# Curious questions to keep studying

What is the average length of the most popular songs (e.g., top 10% popularity)?
Which genres have the fastest 'tempo' and which have the slowest?
Is there any relationship between the popularity of a song and characteristics such as 'valence' (positivity) or 'energy'?
How does acousticness vary between genres? Are there genres that tend to have more acoustic songs?
Can we observe any trends in popularity or other characteristics according to the year of release?

In [1]:
from pyspark.sql import SparkSession
from pyspark.sql.functions import desc, col, isnan, when, count, mean ,stddev, expr

from pyspark.sql.types import StructType, StructField, StringType, DoubleType, DateType, IntegerType

# 1. Create a SparkSession

In [2]:
spark = SparkSession.builder.appName("Spotify Curiosity").getOrCreate()
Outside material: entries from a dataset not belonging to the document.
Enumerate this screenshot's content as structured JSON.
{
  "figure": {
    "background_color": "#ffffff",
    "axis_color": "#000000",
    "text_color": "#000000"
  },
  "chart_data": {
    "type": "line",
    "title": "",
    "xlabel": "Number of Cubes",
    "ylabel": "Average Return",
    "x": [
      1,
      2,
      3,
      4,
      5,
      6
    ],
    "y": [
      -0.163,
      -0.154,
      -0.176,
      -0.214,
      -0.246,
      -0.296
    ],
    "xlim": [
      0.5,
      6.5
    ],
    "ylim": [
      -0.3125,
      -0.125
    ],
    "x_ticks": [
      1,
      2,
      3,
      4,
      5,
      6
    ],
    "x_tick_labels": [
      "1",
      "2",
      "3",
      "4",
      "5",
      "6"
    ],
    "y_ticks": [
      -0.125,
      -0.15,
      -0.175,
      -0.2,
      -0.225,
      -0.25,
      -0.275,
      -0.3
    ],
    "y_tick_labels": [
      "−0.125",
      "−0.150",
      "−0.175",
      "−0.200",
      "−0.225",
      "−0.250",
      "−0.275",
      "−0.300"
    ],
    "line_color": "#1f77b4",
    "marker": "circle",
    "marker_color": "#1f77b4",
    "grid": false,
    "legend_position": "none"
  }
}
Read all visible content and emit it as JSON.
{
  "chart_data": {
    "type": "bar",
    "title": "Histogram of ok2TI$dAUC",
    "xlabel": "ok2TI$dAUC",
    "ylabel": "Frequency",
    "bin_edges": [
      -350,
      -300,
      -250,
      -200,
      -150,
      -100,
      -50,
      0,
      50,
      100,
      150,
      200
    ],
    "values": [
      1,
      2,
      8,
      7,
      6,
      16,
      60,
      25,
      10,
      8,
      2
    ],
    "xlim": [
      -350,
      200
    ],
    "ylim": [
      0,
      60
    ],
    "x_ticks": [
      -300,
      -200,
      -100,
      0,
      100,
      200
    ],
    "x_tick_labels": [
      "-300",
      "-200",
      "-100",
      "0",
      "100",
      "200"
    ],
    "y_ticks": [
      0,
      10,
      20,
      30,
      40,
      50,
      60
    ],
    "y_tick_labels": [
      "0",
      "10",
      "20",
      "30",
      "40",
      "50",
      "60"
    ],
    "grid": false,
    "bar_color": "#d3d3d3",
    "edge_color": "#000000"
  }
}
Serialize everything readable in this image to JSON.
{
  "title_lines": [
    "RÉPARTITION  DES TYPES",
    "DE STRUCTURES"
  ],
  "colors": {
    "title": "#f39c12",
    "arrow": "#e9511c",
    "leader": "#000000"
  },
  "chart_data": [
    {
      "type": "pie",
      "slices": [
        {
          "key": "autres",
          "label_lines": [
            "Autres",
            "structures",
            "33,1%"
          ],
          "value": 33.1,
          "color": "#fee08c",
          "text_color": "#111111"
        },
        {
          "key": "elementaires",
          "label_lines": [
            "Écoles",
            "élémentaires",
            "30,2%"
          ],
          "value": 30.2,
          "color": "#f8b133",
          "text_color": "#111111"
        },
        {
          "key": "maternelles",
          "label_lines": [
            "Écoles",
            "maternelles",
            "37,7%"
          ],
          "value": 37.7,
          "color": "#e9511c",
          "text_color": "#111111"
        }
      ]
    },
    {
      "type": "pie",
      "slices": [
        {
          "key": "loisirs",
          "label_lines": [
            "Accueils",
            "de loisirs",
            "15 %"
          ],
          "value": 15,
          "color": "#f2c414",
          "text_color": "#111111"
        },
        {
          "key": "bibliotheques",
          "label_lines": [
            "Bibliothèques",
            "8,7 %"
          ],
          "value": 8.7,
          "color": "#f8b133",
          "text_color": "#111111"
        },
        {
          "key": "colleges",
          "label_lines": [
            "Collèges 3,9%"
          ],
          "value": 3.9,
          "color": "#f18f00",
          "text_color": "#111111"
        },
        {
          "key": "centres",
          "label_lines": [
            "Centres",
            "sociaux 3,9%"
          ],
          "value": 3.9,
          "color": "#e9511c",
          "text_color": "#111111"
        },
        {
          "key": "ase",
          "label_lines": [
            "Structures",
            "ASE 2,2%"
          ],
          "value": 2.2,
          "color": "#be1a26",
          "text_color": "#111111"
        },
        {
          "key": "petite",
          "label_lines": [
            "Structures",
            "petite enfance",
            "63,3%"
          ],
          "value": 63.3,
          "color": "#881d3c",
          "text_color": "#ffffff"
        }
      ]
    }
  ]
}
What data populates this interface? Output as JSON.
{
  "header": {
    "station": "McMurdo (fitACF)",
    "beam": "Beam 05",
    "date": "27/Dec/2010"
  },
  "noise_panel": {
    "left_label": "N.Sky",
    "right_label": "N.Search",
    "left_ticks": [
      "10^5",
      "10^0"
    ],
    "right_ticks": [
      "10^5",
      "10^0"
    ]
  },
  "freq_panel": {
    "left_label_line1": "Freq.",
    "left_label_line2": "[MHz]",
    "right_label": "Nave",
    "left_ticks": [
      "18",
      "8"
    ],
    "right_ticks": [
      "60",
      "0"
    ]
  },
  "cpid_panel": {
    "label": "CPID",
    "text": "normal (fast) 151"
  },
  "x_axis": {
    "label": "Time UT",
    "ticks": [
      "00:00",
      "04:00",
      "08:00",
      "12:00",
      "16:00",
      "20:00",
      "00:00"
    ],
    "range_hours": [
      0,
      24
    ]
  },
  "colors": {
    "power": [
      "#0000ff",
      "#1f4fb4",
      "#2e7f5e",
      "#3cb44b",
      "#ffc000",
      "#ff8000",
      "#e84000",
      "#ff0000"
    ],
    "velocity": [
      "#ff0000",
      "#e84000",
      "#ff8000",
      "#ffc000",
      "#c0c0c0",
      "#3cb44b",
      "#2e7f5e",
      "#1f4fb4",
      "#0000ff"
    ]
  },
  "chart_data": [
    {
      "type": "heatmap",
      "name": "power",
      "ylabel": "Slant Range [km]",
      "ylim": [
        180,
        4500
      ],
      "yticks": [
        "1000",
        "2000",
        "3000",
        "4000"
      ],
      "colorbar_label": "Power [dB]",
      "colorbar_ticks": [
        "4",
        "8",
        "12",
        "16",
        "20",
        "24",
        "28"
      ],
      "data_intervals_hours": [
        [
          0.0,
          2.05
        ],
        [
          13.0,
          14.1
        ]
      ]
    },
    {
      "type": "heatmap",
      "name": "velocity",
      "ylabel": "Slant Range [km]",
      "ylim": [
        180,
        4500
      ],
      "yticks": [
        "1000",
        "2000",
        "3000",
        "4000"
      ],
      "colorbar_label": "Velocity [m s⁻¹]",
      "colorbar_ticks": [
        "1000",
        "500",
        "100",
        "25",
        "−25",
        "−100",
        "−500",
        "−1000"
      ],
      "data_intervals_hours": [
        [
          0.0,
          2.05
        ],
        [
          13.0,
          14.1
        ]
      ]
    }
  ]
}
Setting default log level to "WARN".
To adjust logging level use sc.setLogLevel(newLevel). For SparkR, use setLogLevel(newLevel).
24/11/14 16:45:59 WARN NativeCodeLoader: Unable to load native-hadoop library for your platform... using builtin-java classes where applicable


In [3]:
spark

24/11/14 16:46:13 WARN GarbageCollectionMetrics: To enable non-built-in garbage collector(s) List(G1 Concurrent GC), users should configure it(them) to spark.eventLog.gcMetrics.youngGenerationGarbageCollectors or spark.eventLog.gcMetrics.oldGenerationGarbageCollectors


# 2. Data loading and cleaning¶

In [7]:
# Read CSV file into DataFrame with header
csv_file_path =("./data/spotify_cleaned.csv")
df = spark.read.csv(csv_file_path,header=True,inferSchema=True)

In [8]:
df.printSchema()

root
 |-- name: string (nullable = true)
 |-- artists: string (nullable = true)
 |-- duration_ms: double (nullable = true)
 |-- acousticness: double (nullable = true)
 |-- danceability: double (nullable = true)
 |-- energy: double (nullable = true)
 |-- instrumentalness: double (nullable = true)
 |-- liveness: double (nullable = true)
 |-- loudness: double (nullable = true)
 |-- speechiness: double (nullable = true)
 |-- tempo: double (nullable = true)
 |-- valence: double (nullable = true)
 |-- mode: integer (nullable = true)
 |-- key: integer (nullable = true)
 |-- popularity: integer (nullable = true)
 |-- explicit: integer (nullable = true)
 |-- formatted_date: date (nullable = true)
 |-- tempo_category: string (nullable = true)
 |-- duration_category: string (nullable = true)



In [9]:
popularity_threshold = df.approxQuantile("popularity",[0.9],0.01)[0]

In [None]:
top_songs = df.filter(col("popularity")>= popularity_threshold)
avg_duration_top_songs = top_songs.selectExpr("avg(duration_ms) as avg_duration").collect()[0]["avg_duration"]